Il est assez triste en 2020 de constater que la dimension sociale et politique déterminante d’internet pressentie dans les années 80 n’a finalement toujours pas pris son essor, et ne le prendra sûrement jamais.
D’acteurs engagés les internautes sont devenus majoritairement simples consommateurs et pourvoyeurs d’idées prémâchées, spectateurs passifs d’un nouveau territoire dont la liberté s’amenuise un peu plus à chaque décennie.
Théorisé dès 1997 par Michael et Ronda HAUBEN, la notion de Netizen (contraction de Net (Internet) et Citizen (Citoyen)), donnait la part belle à l’internaute, véritable défricheur du net et potentiellement cinquième pouvoir de la société moderne.
A travers l’usage d’internet, le citoyen avait enfin accès à une connaissance et à un réseau de communication qui n’avait potentiellement pas de limite. Cette nouvelle sagesse acquise, la culture qui devait en découler, devait servir à bâtir une société moderne plus humaine et égalitaire.
« the development of the Internet and emergence of the netizens is an investment in a strong force towards making direct democracy a reality. The new technologies present the chance to overcome the obstacles preventing the implementation of direct democracy.

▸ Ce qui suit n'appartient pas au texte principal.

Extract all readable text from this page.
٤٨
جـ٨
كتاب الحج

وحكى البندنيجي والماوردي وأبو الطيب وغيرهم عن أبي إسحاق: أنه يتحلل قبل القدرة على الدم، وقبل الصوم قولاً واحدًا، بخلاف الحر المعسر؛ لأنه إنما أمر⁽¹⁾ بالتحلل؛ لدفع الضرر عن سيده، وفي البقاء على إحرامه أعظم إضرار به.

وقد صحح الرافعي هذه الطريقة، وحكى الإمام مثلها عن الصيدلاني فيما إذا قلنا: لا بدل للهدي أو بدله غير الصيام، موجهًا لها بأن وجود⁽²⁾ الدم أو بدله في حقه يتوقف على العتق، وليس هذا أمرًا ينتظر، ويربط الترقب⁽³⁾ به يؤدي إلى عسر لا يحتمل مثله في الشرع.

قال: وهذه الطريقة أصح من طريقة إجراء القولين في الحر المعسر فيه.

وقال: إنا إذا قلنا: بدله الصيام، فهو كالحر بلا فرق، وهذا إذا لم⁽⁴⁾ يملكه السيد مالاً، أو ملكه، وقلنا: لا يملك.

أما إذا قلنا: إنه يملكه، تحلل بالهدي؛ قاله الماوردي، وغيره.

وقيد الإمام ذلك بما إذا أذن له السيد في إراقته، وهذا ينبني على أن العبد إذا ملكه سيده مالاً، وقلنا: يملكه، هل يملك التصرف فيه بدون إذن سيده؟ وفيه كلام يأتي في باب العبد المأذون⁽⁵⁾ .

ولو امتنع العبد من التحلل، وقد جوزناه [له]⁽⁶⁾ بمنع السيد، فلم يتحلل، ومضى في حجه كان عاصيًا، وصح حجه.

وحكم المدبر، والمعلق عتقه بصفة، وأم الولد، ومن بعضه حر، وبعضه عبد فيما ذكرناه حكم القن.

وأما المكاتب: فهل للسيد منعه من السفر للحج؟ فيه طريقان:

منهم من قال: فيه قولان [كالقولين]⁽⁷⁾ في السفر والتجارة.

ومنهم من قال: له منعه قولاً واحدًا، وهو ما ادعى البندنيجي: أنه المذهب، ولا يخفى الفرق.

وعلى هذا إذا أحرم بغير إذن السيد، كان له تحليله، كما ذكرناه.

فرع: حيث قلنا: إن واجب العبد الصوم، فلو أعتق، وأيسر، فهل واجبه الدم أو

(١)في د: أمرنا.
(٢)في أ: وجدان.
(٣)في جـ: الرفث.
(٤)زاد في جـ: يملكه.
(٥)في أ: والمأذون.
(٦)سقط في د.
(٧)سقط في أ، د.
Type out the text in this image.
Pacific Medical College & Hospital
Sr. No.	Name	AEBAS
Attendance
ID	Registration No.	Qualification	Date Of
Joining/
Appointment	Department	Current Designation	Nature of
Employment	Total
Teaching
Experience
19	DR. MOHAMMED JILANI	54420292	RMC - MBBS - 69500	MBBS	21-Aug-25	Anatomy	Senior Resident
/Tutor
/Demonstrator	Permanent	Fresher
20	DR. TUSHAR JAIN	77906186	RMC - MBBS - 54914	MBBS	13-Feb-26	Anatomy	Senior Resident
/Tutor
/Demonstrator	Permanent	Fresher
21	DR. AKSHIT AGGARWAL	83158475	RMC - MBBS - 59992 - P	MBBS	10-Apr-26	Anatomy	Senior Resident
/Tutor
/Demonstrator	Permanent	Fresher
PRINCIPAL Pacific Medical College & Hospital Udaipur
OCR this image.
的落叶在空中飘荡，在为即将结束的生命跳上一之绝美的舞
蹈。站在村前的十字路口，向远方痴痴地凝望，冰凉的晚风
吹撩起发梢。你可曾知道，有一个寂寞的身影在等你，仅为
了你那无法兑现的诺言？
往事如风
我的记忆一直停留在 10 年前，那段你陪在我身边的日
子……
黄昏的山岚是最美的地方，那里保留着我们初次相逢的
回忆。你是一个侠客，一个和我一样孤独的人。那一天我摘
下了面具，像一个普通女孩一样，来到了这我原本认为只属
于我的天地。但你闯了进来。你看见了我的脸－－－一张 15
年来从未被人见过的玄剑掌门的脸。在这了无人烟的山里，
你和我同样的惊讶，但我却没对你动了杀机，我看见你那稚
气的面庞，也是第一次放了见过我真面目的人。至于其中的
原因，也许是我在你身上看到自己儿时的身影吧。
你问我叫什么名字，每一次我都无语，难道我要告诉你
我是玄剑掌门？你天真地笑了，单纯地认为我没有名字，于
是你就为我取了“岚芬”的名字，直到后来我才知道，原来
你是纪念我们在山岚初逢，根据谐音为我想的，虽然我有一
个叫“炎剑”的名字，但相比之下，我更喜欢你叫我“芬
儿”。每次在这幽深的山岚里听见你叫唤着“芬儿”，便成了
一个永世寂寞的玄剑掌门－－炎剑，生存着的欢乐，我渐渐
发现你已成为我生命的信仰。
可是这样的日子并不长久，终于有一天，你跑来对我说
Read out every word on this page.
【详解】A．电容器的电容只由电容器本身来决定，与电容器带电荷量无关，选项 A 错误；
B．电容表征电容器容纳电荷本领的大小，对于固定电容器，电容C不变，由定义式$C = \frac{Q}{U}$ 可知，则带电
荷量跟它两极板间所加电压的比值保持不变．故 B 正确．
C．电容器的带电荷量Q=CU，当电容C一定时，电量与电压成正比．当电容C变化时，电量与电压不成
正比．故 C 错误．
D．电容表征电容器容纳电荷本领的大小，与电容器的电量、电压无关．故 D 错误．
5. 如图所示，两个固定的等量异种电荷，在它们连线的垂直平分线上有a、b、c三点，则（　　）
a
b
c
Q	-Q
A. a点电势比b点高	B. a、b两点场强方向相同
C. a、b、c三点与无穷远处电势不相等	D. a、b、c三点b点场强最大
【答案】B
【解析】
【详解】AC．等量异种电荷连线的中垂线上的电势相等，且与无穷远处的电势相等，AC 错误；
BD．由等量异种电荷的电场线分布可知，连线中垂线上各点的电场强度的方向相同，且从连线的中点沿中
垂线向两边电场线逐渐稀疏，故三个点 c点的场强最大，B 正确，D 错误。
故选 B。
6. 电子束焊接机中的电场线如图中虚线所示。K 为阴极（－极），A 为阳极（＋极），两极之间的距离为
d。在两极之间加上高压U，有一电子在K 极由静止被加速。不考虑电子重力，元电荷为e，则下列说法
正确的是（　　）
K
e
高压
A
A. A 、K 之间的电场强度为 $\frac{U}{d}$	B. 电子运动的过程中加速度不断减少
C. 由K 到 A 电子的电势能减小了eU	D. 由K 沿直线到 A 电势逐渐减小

Online communication forums also make possible the discussion necessary to identify today’s fundamental questions. » Michael Hauben.
Si les fondements de cette analyse ne sont pas erronés puisque nous avons vu le développement formidable de l’open-source, des forums puis des réseaux sociaux – avec le partage de savoir et d’informations qui en ont découlé – les contributions réelles apportées par la communauté d’internet n’ont finalement pas eu l’effet escompté et il est plus honnête aujourd’hui de qualifier internet d’outil de propagande social que d’outil démocratique efficace.
Les écrans de nos PC, tablettes et smartphones sont autant de miroirs grossissants et déformateurs qui ne pointent finalement que sur un détail noyé dans une masse mouvante et bruyante qui ne s’arrête jamais.
Internet est-il trop vaste et son absence de limitation engendre t’il cette stérilité ou l’internaute lui-même n’est-il finalement pas capable d’en mesurer le pouvoir et/ou de l’utiliser de manière désintéressée ?
Si l’on s’écarte un instant de notre vision occidentale nombriliste et que l’on s’intéresse au cas de nos voisins, on s’aperçoit assez rapidement que l’utilisation d’internet est soumise à des pressions sociales et politiques que nous ne connaissons pas.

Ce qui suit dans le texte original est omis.